Proponents of the cryptocurrency industry have been responsible for the creation of awareness within the digital asset ecosystem. One of the industry’s major advocates has been Grayscale Investments’ CEO, Barry Silbert, who was in the limelight recently owing to the organization’s DropGold campaign.
In his latest interview with the Intercontinental Exchange, the CEO spoke about how the Securities and Exchange Commission of the United States had a tough job managing a multitude of assets. In his words,
“The SEC has a really difficult job right now. There are 70-year-old rules that they need to adhere too and they come to around 34 regulations. Despite this, they have been thoughtful and methodical, and from all the meetings and announcements from the organization, it is clear that it is a question of when and not if.”
Silbert further claimed that recognition from multiple mainstream parties was a sign that digital assets like Bitcoin were here to stay and challenge the norms of existing commodities.
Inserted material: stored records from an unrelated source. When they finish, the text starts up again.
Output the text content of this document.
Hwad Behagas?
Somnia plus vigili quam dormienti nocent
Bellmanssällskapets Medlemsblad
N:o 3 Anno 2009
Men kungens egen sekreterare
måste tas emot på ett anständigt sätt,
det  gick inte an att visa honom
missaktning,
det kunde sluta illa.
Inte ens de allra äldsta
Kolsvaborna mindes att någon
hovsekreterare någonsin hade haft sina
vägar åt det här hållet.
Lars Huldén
Some reports have also speculated that the SEC is warming up to the idea of digital assets, with the approval of crypto-powered investments standing out as a shining example. The all-clear from the SEC was given to Blockstack, an open-source decentralized platform to conduct a one-of-a-kind regulated token offering.
Blockstack had reportedly shelled out a whopping $2 million to gain approval, as the parties involved in the deal had to make a protocol from the ground up. The news was well-received by much of the crypto-community, following which Anthony Pompliano, CEO of Morgan Creek Digital Capital, tweeted,
“HERE WE GO!
@blockstack was just approved by the SEC to hold the first regulated token offering under Reg A+.
Finally non-accredited investors can participate in investments that previously were only open to the rich.
The laws need to change, but this is next best thing.”